Texas should halt legislation based on fear, ignorance

Freedom Newspapers

There’s no scientific proof that homosexual foster parents treat children in their care worse than heterosexual foster parents. And there’s no evidence that legally recognizing a same-sex couple’s union will bring civilization crashing down.

But that hasn’t stopped the Texas Legislature from forcing “solutions” to problems that don’t exist.

Whether out of ignorance or from fear, state lawmakers seem bent on discriminating against gay individuals who want to build a life together or even help meet the demand for foster parents.

Last week, Texas’ House approved a constitutional amendment that would ban gay marriage. Same-sex unions, of course, are already outlawed; the Legislature accomplished that two years ago. But some lawmakers, realizing the law might not stand up to constitutional scrutiny, want to amend that document to ban gay marriage.
The measure’s sponsor, Panhandle Rep. Warren Chisum, R-Pampa, said marriage “deserves the highest level of protection.”

But how does restricting the liberty of a certain class of people “protect” marriage? Consenting adults should be free to enter into any relationship they desire, and the state should stay out of it.

One area of state interest is foster care. When the government removes a child from his natural parents and places them in a temporary home, it has a duty to make sure the foster parents won’t pose a danger to the child.

Legislators are wrong to think a foster parent’s sexual orientation poses such a threat, but earlier this month, the House approved a measure by state Rep. Robert Talton, R-Pasadena, that would ban same-sex couples from becoming foster parents.

“I don’t think it is right for young children to be exposed to this type of behavior when they are young and innocent,” Talton said during debate over the bill.

Does Talton think it would be better for these kids to remain in a home with an abusive or neglectful parent, as long as Mom or Dad isn’t homosexual?

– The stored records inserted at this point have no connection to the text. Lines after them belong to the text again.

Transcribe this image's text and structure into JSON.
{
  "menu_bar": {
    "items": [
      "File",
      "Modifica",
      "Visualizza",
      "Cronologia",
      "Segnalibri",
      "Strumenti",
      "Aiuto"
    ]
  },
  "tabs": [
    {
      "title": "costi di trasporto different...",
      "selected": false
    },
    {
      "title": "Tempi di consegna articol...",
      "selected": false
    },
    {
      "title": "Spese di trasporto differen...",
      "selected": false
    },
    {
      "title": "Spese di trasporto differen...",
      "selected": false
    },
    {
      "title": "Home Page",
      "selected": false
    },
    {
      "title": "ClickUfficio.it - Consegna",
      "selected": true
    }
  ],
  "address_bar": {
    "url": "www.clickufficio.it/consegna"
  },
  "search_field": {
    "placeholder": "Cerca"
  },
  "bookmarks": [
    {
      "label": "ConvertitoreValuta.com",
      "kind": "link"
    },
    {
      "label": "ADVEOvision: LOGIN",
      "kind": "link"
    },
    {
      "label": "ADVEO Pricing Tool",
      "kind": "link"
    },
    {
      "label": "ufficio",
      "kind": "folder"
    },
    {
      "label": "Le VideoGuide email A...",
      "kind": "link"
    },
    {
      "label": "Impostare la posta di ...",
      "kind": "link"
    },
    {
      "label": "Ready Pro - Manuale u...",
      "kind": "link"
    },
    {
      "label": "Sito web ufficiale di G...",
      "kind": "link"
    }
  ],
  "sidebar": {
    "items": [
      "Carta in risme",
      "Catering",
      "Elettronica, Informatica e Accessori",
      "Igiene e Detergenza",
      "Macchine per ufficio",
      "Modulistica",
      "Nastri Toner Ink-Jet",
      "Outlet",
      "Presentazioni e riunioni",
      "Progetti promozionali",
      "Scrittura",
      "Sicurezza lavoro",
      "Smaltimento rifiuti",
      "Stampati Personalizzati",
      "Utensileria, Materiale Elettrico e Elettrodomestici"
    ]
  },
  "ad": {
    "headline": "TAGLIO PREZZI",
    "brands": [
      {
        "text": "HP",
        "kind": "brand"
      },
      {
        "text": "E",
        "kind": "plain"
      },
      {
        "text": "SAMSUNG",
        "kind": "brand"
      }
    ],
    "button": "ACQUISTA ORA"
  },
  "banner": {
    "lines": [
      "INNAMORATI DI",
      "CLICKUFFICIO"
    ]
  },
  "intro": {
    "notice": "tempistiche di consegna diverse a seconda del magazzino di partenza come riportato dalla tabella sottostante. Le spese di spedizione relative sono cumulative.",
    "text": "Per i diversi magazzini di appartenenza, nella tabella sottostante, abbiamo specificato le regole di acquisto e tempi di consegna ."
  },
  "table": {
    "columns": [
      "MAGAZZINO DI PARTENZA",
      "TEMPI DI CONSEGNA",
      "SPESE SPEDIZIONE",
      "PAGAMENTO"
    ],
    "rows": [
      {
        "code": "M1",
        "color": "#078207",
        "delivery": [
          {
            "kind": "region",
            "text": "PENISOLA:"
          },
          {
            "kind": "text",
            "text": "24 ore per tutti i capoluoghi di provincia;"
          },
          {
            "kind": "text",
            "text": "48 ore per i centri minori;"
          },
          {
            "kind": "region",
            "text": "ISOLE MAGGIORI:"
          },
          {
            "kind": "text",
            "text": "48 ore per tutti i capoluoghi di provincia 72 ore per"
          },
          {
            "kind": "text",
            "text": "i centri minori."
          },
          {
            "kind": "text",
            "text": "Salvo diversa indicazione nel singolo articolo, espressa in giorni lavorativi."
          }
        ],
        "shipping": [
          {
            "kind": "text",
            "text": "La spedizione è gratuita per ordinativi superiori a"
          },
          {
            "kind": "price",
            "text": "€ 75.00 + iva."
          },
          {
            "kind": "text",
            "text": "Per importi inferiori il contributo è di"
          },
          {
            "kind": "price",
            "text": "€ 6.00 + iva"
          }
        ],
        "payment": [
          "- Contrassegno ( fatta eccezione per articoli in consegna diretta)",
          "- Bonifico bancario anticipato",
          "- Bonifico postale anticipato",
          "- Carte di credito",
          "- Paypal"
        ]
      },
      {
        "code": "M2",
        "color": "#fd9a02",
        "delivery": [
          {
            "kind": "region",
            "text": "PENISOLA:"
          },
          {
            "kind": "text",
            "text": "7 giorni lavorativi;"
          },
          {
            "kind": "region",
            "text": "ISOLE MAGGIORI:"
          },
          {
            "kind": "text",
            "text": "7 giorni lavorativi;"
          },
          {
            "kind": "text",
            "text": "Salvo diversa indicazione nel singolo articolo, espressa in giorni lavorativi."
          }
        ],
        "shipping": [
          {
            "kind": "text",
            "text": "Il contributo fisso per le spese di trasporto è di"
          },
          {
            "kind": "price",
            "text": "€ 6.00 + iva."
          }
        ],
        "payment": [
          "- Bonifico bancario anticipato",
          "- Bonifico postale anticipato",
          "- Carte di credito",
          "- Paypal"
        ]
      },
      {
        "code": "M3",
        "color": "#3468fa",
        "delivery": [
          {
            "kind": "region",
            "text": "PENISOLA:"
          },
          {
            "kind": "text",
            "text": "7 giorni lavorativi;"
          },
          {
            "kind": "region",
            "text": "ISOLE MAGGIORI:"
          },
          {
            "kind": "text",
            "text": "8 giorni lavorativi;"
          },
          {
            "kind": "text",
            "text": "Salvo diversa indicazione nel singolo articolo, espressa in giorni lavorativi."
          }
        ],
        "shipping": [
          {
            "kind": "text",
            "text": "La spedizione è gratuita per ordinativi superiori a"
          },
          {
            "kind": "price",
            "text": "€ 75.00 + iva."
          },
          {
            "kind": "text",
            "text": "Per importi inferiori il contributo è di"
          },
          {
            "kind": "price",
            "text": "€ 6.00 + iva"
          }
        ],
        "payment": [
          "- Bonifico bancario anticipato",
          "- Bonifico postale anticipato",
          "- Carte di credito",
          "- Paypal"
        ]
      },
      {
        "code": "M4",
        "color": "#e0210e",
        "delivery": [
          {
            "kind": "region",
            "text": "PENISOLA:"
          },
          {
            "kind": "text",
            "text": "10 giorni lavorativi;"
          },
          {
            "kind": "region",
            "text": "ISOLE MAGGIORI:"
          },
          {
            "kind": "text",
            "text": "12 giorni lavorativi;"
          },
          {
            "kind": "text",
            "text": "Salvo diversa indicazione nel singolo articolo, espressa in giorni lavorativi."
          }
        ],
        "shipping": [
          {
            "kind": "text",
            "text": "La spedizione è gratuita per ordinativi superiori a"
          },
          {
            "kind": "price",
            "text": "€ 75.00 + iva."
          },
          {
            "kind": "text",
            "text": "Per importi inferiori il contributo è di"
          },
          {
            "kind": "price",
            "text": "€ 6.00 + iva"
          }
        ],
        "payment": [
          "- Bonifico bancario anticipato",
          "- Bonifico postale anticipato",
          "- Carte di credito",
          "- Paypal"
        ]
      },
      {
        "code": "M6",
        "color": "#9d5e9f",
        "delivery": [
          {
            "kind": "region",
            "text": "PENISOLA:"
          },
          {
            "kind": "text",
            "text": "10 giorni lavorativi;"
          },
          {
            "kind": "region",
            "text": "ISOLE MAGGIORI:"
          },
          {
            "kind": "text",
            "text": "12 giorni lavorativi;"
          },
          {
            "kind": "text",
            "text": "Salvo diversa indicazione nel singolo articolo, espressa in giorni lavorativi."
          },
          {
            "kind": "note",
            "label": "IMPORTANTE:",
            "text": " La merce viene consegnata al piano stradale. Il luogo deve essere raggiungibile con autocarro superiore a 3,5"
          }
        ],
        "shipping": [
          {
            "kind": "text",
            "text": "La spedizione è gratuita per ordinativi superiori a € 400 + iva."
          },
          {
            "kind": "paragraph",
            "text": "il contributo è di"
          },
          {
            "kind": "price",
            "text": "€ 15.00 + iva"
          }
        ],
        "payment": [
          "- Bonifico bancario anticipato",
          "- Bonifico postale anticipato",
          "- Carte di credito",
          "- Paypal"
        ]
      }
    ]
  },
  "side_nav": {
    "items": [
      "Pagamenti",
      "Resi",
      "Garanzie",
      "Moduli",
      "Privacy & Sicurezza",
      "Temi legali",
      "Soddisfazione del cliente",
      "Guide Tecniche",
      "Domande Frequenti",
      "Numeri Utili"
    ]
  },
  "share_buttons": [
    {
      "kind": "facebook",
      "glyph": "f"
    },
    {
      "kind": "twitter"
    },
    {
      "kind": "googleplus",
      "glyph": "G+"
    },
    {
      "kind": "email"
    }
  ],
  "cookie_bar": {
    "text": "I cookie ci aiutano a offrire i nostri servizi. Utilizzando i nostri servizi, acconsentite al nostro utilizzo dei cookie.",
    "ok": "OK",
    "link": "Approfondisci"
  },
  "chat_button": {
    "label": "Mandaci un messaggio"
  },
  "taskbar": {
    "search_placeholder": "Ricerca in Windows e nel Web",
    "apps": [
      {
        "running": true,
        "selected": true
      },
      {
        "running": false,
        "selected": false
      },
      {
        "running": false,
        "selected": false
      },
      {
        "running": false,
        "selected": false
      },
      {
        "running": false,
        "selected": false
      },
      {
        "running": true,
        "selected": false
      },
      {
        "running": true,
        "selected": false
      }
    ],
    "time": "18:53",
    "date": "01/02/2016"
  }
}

Child Protective Services is supposed to help those too young to protect themselves. Keeping away or removing abused or abandoned children from loving, caring foster homes because of homophobia can only hurt these youngsters.

Fortunately, the Texas Senate hasn’t yet debated the foster parent issue or the gay marriage amendment. The Senate should do what Texas’ representatives were too scared to do — put a halt to these laws based on nothing more than fear and ignorance.